20 Agustus 2018
Singapura dan Malaysia dapat menjalin kerja sama yang saling menguntungkan dan fokus pada prioritas domestik masing-masing jika hubungan bilateral tetap stabil dan erat, kata Perdana Menteri Lee Hsien Loong.
Dasar-dasar hubungan kedua negara tidak berubah, katanya, meskipun Malaysia memiliki pemerintahan baru yang dipimpin oleh Perdana Menteri Mahathir Mohamad.
“Kami sekarang terikat oleh ikatan kekerabatan dan sejarah, geografi dan ekonomi,” kata Lee pada Minggu (19 Agustus) saat ia menyampaikan keprihatinan tentang keadaan hubungan bilateral dengan Malaysia di bawah pemerintahan Tun Dr Mahathir.
“Kita harus bekerja sama untuk mengatasi tantangan bersama. Dan ketika kepentingan kita berbeda, kita harus menemukan cara konstruktif untuk menyelesaikan perbedaan kita,” tambahnya.
Koalisi Pakatan Harapan mulai berkuasa pada bulan Mei, mengalahkan pemerintahan Barisan Nasional yang berkuasa pada pemilihan umum.
Dr Mahathir sesudahnya mengumumkan rencana untuk membatalkan rel kecepatan tinggi (HSR) garis antara Kuala Lumpur dan Singapura, sebelum mengubah haluan menjadi Malaysia ingin menunda proyek tersebut.

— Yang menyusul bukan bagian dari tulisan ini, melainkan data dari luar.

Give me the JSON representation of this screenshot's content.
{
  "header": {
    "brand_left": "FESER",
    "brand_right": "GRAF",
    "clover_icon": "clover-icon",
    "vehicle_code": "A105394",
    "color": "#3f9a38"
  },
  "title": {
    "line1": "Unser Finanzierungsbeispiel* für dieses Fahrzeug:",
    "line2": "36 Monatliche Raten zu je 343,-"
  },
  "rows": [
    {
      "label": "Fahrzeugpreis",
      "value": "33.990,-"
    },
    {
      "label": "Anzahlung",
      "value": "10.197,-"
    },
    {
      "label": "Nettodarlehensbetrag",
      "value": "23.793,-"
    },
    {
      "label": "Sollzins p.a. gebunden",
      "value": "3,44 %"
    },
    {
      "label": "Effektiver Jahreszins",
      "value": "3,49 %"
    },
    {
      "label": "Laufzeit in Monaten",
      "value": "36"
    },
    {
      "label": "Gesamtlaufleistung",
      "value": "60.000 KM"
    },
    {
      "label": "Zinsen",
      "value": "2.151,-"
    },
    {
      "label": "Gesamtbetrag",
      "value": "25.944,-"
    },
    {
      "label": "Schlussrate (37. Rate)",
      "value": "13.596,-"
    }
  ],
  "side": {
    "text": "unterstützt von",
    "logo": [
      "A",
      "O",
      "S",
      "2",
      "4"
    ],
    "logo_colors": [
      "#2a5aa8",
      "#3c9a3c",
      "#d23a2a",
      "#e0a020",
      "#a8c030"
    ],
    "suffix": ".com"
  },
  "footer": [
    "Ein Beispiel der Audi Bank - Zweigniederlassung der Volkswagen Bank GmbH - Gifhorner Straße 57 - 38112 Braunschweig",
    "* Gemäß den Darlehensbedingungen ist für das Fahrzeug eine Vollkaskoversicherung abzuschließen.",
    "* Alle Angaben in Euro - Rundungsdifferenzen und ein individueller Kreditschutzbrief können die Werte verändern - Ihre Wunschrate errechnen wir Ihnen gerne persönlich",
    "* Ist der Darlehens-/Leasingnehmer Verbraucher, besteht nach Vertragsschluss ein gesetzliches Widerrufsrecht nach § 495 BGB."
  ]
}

Ia juga menghidupkan kembali isu air.
Mr Lee mencatat bahwa Singapura telah bekerja dengan Dr Mahathir sebelumnya, ketika dia menjadi perdana menteri Malaysia selama 22 tahun hingga tahun 2003.
Kedua negara menyelesaikan beberapa proyek penting bersama-sama selama periode tersebut, termasuk Second Link di Tuas dan Bendungan Linggiu di Johor.
Segera setelah pemilu pada bulan Mei, Lee mengunjungi Dr Mahathir, Wakil Perdana Menteri Wan Azizah Wan Ismail dan suaminya, Datuk Seri Anwar Ibrahim.
“Saya mengadakan pertemuan yang baik dengan mereka bertiga. Saya mengatakan kepada Dr Mahathir bahwa saya ingin bekerja dengannya untuk memajukan hubungan bilateral kita,” kata Lee.
“Dia setuju bahwa kami harus melakukannya, karena kami adalah tetangga terdekat satu sama lain.”
Mr Lee mengatakan dia menghargai alasan mengapa pemerintah Malaysia bertekad untuk meninjau dan mengubah banyak kebijakan yang ditetapkan oleh pemerintahan sebelumnya.
Namun beberapa ulasan menyentuh proyek-proyek Singapura yang sedang berjalan dengan Malaysia, termasuk HSR dan Tautan Sistem Transit Cepat (RTS) ke Johordia berkomentar.
“Kami menandatangani kedua proyek ini dengan itikad baik, setelah melalui negosiasi yang hati-hati, karena keduanya menguntungkan kedua negara,” katanya.
Menteri Transportasi Khaw Boon Wan baru-baru ini bertemu dengan Azmin Ali, Menteri Perekonomian Malaysia, “untuk memahami niat Malaysia, dan menemukan cara konstruktif ke depan”.
Mr Lee menegaskan kembali bahwa HSR dan RTS Link memiliki perjanjian bilateral yang mengikat secara hukum yang dengan jelas menguraikan tugas masing-masing pihak, dan apa yang terjadi jika salah satu pihak ingin mengubah atau mengakhiri perjanjian tersebut.
“Kedua belah pihak harus melaksanakan apa yang telah disepakati, kecuali kita sepakat untuk mengubah ketentuan,” ujarnya.
Mengenai air, Lee menekankan bahwa isu revisi Perjanjian Air tahun 1962 telah muncul sebelumnya, pada masa jabatan Dr Mahathir sebelumnya sebagai perdana menteri.
Singapura berpandangan bahwa Perjanjian Air adalah sesuatu yang sakral, katanya. “Kita harus bertindak secara ketat sesuai dengan ketentuannya.”
Oleh karena itu, Menteri Luar Negeri Vivian Balakrishnan baru-baru ini menegaskan kembali posisi Singapura di Parlemenuntuk menghindari kesalahpahaman, tambahnya.
Singapura telah bekerja sama dengan baik dengan Malaysia selama bertahun-tahun, kata Mr Lee, dan telah melakukan proyek-proyek signifikan dengan pemerintahan berturut-turut yang telah membawa manfaat nyata bagi warga Singapura dan Malaysia.
Saya berharap, bersama Dr Mahathir dan tim barunya, kita dapat membangun kemitraan yang mendalam, menatap ke depan, dan membuat kemajuan lebih lanjut bersama-sama.